The strength of our study is the documentation of long-term vital status of all 700 patients and the neurocognitive follow-up data (dead, disabled, or quantified by testing) of 84% of this population. The recruitment rate was high and therefore risk of biased conclusions was low. The imputation strategies, performed to correct for missing data, confirmed the results. The sample size was large enough to exclude minimal harm of TGC with a high statistical power. In addition, the exhaustive and meticulous ascertainment of neurocognitive status certainly was a strength.

Some weaknesses of our study should be highlighted. First, the age of the youngest children in the study, who were infants at the time of inclusion, did not allow to assess memory in that subgroup, because tests are only available on children aged 5 years or older. However, all other cognitive functions could be assessed and did not suggest specific vulnerability of this subgroup.
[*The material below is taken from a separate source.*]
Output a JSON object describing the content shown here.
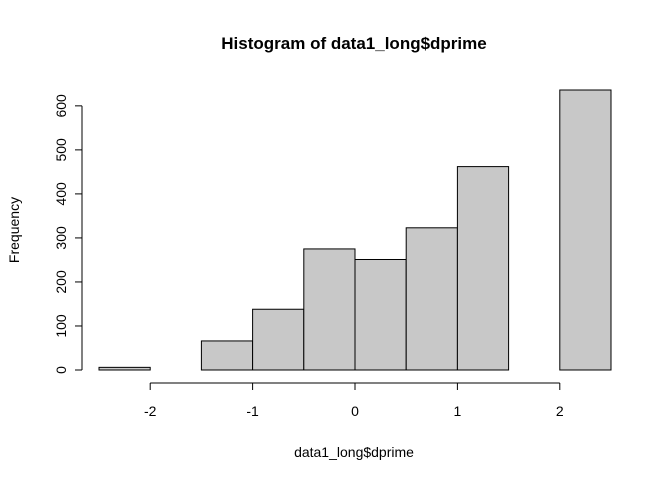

Nevertheless, a further follow-up of these children is needed. Second, neuroimaging studies were not performed to further define the most vulnerable areas in the brain. Third, given the high proportion of patients with cardiac surgery, extrapolation to other ICU populations should be performed with caution. Fourth, this was a single-center trial; therefore, the experience of the clinical staff may have weighed heavily on the results. Nevertheless, this is a proof-of-concept study, performed in a well-controlled setting of an RCT, which was able to address the key issue of potential harm to neurocognitive outcome evoked by hyperglycemia vs hypoglycemia during childhood critical illness. Because randomized trials that deliberately induce hypoglycemia in patients are impossible for evident ethical considerations, our study provides high-quality data to fill this gap in clinical knowledge.

In conclusion, 4 years after childhood critical illness, TGC to age-adjusted normoglycemia in an experienced ICU, despite having frequently evoked brief episodes of hypoglycemia, did not cause any detectable harm to intelligence and improved other areas of cognition.